The Help Of A Hospice In Caring For The Terminally Ill

The first hospices, back in the 4th Century, were resting places for travellers. Much later, in the 19th Century, hospices were places run by religious orders where people went to die. The modern hospice movement is based on accepting that death is part of the cycle of life. But they also offer respite care and counselling to victims of terminal illness and their families. Since the first hospice run on this principal, St Christopher's of London, opened in 1967 the movement has grown into a worldwide phenomenon with many hundreds of hospices now open throughout Europe and elsewhere.
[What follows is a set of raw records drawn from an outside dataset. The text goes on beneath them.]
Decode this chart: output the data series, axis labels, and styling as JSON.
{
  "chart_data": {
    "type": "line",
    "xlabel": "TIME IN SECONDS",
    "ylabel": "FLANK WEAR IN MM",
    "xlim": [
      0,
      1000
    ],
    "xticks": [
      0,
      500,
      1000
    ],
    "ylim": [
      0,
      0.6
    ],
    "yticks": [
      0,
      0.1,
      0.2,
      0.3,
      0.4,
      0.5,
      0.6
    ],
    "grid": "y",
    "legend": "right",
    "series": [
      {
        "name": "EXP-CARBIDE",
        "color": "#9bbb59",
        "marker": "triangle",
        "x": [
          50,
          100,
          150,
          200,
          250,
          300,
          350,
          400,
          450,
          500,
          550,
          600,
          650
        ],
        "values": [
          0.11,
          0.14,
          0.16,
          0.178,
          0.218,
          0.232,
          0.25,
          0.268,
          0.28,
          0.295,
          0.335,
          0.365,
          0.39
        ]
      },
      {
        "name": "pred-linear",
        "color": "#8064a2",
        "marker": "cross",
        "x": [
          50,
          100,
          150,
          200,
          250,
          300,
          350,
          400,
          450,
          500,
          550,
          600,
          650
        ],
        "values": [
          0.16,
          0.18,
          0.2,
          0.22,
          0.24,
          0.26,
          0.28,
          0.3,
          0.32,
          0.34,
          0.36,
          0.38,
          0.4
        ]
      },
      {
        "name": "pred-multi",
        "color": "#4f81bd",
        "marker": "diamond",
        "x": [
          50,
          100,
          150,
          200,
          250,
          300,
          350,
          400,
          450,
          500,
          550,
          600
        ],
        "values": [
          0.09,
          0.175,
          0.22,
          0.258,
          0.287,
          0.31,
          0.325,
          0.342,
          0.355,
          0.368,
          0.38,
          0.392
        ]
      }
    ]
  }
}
The Principles Behind a Hospice

Palliative care is the mainstay of hospice care. Unlike other forms of medical treatment, palliative care does not aim to cure an illness, but instead to reduce its symptoms and improve the quality of life of people suffering from a terminal illness and those close to them; the medical team in a hospice tries to alleviate pain and distress for the patient and their family. It is a holistic approach, offering help with all of a seriously ill person's needs, both emotional and physical. Hospices care for adults and children and are often associated with terminal care for cancer victims although they are increasingly used by sufferers of Multiple Sclerosis, Motor Neuron Disease and other neurological, life threatening diseases.

What can a Hospice offer?

Even with all of modern medicine's capabilities, many people still face death in pain and distress. A hospice team will make efforts to relieve pain and give a person dignity and peace as they approach the end of their life. They look after the person who is near death and their loved ones in the calm surroundings of the hospice either as an in-patient or through day care. They also provide specialist home care through Macmillan or Marie Curie nurses. Many different services can be offered including pain control, specialist nursing, physiotherapy, spiritual support and bereavement counselling. They recognise that everyone is an individual with personal cares and worries that need to be addressed. Hospices aim to provide relief from terminal illness to people from all religious and cultures and although some are run on Christian principles, they welcome patients of all faiths.

Will my Loved One Die in the Hospice?

This will be the choice of you and the person you care for. Although many people do choose for their last days to be spent in the tranquility and care of a hospice, almost half of people who spend time in a hospice do go home again. The decision of where to die is personal and something that will need to be discussed with your loved one. However if you wish, a hospice counselor with experience on such sensitive issues, can be on hand for advice.

How do I find a Hospice near me?

If your loved one has a terminal illness, your doctor can make a referral to a local hospice. Usually, there will be a home visit to assess the situation and discuss your loved one's future needs.

What Costs Are Involved With Hospice Care?

Hospice care is free of charge. Most hospices have charitable status and rely on donations to continue to offer their services.